The Circle of Success! Join Lisë Stewart, Principal in Charge of the Center for Family Business Excellence as she describes the NINE secrets of success for family businesses. 



Lisë Stewart: Hello, I'm Lisë Stewart from EisnerAmper and we're so excited about our recent summit series. I hope you could join us. We learned a lot and one of the things that we learned is that many of our privately held businesses are just facing a wide range of challenges, the never ending changes in technology, the cybersecurity threats, the impacts with tariffs, the changing weather and divided nation, political upheaval, relentless passing of time. In fact, it’s sometimes forcing our baby boomers to say, I've had enough. I need to get out of this business. We want you to know you're really not alone. To help you with these challenges, we're very pleased to offer our summit series every year. It's a chance for you to learn new information, meet new people, and perhaps find some of the answers to the challenges that you're facing today. This year we really emphasize the steps that many of our family owned and closely held businesses need to take in order to be able to protect their business, protect their families, and protect their wealth.

I want to share some of the things that we learned step-by-step, so perhaps you can take some of these ideas away. First, we learned that it's really important to start early. In fact, it's never too early to start. Whether you're at the very beginning of your business development or perhaps you're at a stage where you're thinking about your own transition out of the business at some point. It's so important to sit down and think about your strategy and your future and to put those ideas in writing. You need to be able to share the strategy, our ideas, our thoughts about our future transition, what we want to have happen with our business, with other people. Those people may be our family members. They may be our fellow employees and they may be outside professionals. Start thinking about that future. Take the time to write it down and then take the time to share it with other people.

We also know that it's important to understand that culture matters. Many of our speakers this year talked about the importance of organizational culture, making sure that you have people around you who share your philosophy, who understand what you want to have happen with the business and who are able to support you with your idea. One of the things that so many of our speakers this year emphasized was the management of risk. They didn't say that you need to be risk averse, but rather be risk aware. Try to make sure that you're surrounding yourself with people who can help you to identify what some of the challenges might be. Some of us need a little bit of practice about gazing out into the future and trying to predict the sorts of things that might impact our business, our ability to make really good decisions.

Some of our speakers talked about the importance of perhaps having a board of some sort, whether it's a fiduciary or advisory board. Others talked about using mentors or coaches in a way that would help them to test their assumptions and ask bigger, broader questions. Trying to understand this very fast pace of change and being able to incorporate these changes into our strategic planning was such an important part of making sure that our businesses were sustainable. Next, think about your professional advisors. Are you surrounding yourself with the sorts of people that you need to make sure that you can make good decisions? Ensuring that your service providers understand what's important to you, what's important to your business and what you want to do in the future is key to ensuring that they can really be helpful. Also, we want to make sure that all of your service providers are working together. Do they know each other? Making sure that they're not working at cross purposes is also important.

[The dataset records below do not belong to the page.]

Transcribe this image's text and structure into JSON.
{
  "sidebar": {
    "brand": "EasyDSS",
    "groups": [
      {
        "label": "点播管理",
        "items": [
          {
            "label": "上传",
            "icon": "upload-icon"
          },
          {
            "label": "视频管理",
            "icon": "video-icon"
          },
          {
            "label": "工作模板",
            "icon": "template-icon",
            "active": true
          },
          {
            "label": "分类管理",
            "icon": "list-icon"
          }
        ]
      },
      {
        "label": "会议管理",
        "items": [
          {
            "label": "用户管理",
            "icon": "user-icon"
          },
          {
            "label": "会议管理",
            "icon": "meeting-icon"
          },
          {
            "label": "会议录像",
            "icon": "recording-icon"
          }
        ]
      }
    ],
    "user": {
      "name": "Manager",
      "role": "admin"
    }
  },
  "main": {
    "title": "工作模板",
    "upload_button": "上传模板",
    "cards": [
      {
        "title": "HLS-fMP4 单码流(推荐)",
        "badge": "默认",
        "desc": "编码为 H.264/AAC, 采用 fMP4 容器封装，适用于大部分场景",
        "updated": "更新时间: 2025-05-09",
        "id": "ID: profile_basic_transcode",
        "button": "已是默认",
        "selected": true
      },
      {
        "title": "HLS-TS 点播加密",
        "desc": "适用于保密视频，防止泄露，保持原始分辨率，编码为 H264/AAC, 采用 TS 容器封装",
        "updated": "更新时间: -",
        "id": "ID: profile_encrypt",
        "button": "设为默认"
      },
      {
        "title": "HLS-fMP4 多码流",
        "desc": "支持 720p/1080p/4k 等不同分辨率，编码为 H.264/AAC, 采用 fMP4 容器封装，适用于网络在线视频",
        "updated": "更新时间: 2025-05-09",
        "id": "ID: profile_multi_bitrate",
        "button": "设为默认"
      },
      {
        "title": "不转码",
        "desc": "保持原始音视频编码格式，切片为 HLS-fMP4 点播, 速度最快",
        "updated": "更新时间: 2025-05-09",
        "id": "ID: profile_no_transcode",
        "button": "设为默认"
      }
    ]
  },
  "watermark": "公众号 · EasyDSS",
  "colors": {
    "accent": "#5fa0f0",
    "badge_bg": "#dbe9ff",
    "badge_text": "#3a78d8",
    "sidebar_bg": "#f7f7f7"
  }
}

Be careful about navel gazing. One of the things that we know often about family owned or closely held businesses is that it's really easy after we've grown the business for many years to become too insular, to really rely on our gut knowledge and our gut instincts. When truly we need to have a bigger, broader, more global perspective. How can you expand the way in which you think about your business? Remember we talked earlier about making sure that you're surrounding yourself with people who can give you good advice. Well, part of that getting good advice is also listening to that good advice and then taking action. Try to make sure that you've got access to professionals who are able to help.

Next, think about those values. We know that in many businesses, one of the things that makes it difficult to pass the business on to the next generation, or even think about the future is the fear that the next generation of leadership, whether there's family or not, is not going to be able to run the business in a way that's in alignment with the values that you've always had. Sometimes that happens because, well, we've never those values into words, so it's important to think about what are the values that are important to you? How do you want those values reflected in your organizational culture and how are you going to see those values come to life as you plan for the transition of your business and then finally realize that you're making an impact in everything you do. People watch you. Your decisions impact your family, they impact your employees, often they impact your community. So thinking about the impact of those decisions and how you want your legacy to carry on once you're gone and have left the business behind will also be an important component to your strategy development.

However, there are some things that are certainly more important than others: family, friends, and sometimes just having a good sense of humor. We all make mistakes. It's a challenge for everyone. And again, we're here to help. We're looking forward to 2020 and we hope you join us. Thank you.